Iran’s police has denied firing at protestors as videos on social media recorded gunshots against the demonstrations after Tehran’s admission of shooting down a Ukrainian plane, a mistake which had killed all 176 people onboard.
Despite Iran’s denial of shooting the protesters, videos on social media have gone viral, recording gunshots against protests in Tehran. The video also showed blood on the ground, and wounded people being carried, while security forces were running with rifles in hand.
Shouting “death to the dictator,” the video showed demonstrators being hit by baton wielding riot police as people nearby shouted “Don’t beat them!” However, Hossein Rahimi, head of the Tehran police, stated that “at protests, police absolutely did not shoot because the capital’s police officers have been given orders to show restraint,” according to the state broadcaster’s website.
The protests erupted on Saturday when the Iranian military admitted hitting the Ukrainian plane by mistake, days after denying any responsibility for the plane crash.

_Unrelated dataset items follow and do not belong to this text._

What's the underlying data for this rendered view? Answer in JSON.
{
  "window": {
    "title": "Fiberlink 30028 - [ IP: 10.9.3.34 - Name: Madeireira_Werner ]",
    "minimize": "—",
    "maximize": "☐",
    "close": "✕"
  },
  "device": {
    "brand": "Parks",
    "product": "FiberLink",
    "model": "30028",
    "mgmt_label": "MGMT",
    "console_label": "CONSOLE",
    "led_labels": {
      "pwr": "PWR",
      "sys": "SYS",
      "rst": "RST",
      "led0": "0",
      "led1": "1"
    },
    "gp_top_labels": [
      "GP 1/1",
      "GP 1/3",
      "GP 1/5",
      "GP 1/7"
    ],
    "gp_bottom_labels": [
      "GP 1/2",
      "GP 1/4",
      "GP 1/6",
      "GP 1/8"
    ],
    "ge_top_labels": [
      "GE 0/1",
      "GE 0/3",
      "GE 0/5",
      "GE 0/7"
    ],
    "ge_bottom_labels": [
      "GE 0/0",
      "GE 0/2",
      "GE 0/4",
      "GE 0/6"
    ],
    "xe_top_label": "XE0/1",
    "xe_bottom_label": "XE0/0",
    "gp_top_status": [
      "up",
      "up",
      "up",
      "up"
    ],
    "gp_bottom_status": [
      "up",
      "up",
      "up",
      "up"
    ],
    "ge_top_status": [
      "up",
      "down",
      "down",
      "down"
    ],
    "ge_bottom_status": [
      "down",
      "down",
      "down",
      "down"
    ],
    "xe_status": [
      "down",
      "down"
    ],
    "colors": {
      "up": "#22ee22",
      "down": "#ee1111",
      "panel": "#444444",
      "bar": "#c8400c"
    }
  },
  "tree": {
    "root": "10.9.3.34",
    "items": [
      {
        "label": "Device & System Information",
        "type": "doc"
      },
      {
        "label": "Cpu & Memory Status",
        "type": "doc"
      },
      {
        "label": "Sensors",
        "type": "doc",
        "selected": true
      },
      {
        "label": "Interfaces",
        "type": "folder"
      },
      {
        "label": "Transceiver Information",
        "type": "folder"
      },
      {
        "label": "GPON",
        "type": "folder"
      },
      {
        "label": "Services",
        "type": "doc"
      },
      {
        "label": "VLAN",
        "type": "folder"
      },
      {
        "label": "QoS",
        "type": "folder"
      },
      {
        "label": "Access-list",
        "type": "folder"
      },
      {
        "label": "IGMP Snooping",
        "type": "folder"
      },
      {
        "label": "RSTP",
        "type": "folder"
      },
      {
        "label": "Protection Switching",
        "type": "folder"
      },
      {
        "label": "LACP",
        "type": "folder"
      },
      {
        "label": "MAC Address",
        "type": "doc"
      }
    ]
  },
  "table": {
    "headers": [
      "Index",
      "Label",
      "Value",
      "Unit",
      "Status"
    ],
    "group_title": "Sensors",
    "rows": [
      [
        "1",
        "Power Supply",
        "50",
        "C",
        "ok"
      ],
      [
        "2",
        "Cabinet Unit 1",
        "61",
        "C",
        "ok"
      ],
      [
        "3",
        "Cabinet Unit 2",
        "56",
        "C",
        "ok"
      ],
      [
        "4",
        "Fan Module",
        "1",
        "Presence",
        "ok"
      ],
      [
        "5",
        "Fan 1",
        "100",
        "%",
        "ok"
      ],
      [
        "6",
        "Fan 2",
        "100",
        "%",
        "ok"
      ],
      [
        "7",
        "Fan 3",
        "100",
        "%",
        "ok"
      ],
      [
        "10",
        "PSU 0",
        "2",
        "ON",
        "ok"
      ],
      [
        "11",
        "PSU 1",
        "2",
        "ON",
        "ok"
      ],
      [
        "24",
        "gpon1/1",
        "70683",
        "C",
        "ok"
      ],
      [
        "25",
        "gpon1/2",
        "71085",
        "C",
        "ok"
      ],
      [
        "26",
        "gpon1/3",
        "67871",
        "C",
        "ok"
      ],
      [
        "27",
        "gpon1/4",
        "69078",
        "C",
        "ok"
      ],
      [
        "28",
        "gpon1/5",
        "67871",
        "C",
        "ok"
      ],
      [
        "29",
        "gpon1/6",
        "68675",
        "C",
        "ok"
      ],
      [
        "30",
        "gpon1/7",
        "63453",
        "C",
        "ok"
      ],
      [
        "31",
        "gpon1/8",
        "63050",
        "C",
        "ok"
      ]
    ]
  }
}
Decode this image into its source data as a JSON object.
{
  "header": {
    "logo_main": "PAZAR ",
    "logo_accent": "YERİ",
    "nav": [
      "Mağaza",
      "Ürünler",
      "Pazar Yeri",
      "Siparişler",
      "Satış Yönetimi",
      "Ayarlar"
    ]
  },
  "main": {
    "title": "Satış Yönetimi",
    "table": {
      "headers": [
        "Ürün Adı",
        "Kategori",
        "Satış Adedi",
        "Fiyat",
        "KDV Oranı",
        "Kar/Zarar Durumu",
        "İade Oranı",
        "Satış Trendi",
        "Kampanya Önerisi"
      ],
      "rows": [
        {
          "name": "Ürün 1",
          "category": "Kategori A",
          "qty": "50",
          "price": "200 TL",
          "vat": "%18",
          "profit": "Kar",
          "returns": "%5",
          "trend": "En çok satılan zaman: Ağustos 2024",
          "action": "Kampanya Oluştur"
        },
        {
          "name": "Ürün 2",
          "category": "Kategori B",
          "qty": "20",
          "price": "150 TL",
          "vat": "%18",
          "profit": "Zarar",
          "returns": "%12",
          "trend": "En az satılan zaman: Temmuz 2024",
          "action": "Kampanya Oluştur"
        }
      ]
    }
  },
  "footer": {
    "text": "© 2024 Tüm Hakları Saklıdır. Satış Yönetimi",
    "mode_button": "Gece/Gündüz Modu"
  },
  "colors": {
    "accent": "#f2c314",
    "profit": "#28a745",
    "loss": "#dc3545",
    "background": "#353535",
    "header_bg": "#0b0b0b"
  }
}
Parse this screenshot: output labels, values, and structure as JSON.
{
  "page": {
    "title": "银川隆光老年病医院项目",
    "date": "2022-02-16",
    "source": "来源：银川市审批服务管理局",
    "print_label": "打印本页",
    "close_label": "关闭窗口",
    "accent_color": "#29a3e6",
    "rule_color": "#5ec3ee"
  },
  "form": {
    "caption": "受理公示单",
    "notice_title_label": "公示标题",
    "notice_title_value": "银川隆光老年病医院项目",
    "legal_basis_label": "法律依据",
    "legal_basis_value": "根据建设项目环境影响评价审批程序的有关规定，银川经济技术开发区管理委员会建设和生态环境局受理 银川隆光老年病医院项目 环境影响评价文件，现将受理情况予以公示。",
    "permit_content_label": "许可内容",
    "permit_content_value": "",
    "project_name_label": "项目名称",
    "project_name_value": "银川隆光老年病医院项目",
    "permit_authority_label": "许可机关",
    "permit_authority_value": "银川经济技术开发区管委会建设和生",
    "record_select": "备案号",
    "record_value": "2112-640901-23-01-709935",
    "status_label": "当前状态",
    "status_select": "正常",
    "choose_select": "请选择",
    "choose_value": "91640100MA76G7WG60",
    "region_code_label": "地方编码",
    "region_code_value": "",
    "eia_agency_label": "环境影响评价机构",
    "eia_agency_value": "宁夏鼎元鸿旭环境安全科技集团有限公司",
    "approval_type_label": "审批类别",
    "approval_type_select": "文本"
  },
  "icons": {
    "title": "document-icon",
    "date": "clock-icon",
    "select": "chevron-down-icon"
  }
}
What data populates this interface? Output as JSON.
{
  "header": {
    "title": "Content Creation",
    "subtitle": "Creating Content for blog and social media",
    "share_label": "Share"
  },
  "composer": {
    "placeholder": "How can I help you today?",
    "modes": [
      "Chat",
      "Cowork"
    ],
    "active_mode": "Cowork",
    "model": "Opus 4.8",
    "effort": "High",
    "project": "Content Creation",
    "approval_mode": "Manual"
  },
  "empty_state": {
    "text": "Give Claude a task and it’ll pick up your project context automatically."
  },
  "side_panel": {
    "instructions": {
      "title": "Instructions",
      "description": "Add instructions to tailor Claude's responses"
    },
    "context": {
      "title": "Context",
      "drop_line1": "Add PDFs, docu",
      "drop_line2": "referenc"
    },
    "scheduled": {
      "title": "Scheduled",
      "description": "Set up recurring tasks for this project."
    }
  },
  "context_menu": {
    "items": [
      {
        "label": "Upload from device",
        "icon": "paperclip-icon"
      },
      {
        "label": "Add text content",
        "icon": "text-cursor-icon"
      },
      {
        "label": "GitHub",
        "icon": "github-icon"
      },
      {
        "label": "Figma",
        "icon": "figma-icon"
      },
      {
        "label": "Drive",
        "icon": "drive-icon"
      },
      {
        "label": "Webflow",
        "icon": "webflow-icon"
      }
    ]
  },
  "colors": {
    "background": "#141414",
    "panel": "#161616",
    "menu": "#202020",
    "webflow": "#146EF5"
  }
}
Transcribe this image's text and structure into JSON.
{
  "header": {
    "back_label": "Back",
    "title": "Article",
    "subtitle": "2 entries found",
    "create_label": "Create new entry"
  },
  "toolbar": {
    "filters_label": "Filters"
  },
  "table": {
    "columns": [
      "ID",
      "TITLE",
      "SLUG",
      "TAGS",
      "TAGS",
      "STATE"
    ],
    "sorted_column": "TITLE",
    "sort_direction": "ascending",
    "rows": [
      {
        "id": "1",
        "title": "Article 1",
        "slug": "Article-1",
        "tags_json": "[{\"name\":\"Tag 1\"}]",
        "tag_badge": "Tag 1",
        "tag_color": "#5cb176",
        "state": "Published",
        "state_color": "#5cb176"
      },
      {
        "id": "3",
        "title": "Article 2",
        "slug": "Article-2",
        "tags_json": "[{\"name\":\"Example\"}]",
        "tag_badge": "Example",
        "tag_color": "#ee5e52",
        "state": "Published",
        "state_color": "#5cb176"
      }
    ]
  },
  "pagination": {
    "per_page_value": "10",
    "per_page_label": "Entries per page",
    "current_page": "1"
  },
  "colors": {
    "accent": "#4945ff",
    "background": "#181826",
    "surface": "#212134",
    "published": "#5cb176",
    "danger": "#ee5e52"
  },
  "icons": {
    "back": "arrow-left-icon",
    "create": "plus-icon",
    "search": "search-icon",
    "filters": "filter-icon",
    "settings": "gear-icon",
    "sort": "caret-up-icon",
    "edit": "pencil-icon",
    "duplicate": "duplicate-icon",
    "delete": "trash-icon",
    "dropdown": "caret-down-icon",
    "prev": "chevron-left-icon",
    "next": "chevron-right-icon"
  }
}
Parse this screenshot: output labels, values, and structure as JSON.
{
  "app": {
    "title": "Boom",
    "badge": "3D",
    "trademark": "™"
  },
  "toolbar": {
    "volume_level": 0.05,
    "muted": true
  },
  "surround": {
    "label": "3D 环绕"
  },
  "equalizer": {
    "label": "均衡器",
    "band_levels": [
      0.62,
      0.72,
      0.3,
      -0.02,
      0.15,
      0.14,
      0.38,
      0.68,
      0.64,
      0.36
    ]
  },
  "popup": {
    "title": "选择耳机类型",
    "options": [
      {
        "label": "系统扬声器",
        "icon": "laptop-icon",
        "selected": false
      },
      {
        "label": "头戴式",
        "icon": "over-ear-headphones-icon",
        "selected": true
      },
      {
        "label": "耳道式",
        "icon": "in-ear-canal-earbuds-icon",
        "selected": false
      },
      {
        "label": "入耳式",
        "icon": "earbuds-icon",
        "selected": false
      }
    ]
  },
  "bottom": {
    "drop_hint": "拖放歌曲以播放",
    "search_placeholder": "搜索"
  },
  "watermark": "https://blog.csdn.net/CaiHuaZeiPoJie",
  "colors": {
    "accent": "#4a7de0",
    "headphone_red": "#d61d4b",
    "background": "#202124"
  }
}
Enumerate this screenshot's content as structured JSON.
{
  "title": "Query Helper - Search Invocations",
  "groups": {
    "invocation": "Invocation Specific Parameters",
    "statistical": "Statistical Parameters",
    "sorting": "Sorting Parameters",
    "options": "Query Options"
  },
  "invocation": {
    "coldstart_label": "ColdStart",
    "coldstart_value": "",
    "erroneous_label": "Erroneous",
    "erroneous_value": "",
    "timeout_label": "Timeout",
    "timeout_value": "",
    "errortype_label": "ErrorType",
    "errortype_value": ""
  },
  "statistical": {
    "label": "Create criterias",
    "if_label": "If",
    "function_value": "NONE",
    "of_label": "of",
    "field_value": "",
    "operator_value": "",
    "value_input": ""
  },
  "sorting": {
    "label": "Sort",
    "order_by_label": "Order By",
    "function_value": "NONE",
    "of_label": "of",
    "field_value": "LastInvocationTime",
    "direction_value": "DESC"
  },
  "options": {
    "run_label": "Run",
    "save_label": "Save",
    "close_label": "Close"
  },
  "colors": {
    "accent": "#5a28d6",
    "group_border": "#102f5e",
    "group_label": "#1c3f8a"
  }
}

Meanwhile, Iran dismissed US President Donald Trump’s tweets, saying although Trump had voiced support for Iranians, they will remember that he killed a top general and was the reason many were facing economic challenges, Iranian media reported.
Meanwhile, Iran dismissed tweets from the US President, saying that although Trump had voiced his support for the Iranian people, the country would remember he was the one that killed a top general and was currently overseeing the economic sanctions that are causing economic turmoil across Iran, reported Iranian media.
Ali Rabiei, Iran’s government spokesperson said on Monday that behind Trump’s demand for the safety of the protesters, referring to them as the “great Iranian people,” are “crocodile tears.”
Commenting on the detainment of the United Kingdom’s ambassador to Iran, Rob Macaire, Rabiei said Macaire had acted in a way that was “completely unprofessional and unacceptable.” The ambassador said on Sunday that he was attending a vigil not a protest and had left when it turned political.
Moreover, Lebanon’s Hezbollah leader Hassan Nasrallah, threatened to retaliate for the killing of Iran’s Major General Qassem Soleimani, aiming to remove all US forces from the region.
Nasrallah threatened that if US troops do not withdraw from the Middle East, “the American soldiers would return to the US in coffins.
He also denied Trump’s accusation of Soleimani plotting to bomb the US embassy, which was used to validate the US’s drone attack in Baghdad.
Nasrallah said, “Trump is lying to his people, Haj Qassem Soleimani was not planning to blow up American embassies.”
In a different context, The US Secretary of State, Mike Pompeo, expressed his anger over Iran’s attack on the Balad Air Force Base in Iraq, on Sunday.
Expressing his anger, Pompeo said on Twitter “Outraged by reports of another rocket attack on an Iraqi airbase. I pray for speedy recovery of the injured,” calling for the Iraqi government to “hold those responsible for this attack on the Iraqi people accountable.” He also stressed the need to stop what he described as “a violation of Iraqi sovereignty by armed groups.”
On Sunday, the Balad Air Base, which is used by American troops in Iraq, was hit by missile strikes, wounding an officer and three members of the Iraqi Air Force. Although the base was hit by eight “Katyusha” missiles, the Pentagon indicated that the attack did not leave casualties among the US military.
Meanwhile, violent clashes broke out in Karbala city southwest of Baghdad, after protests over Iran’s intervention in Iraq broke out. The protesters set the Badr Organisation office on fire. Trying to storm into the government building located in central Karbala, 10 protesters were injured, as Iraqi police forces used live bullets and tear gas to disperse them.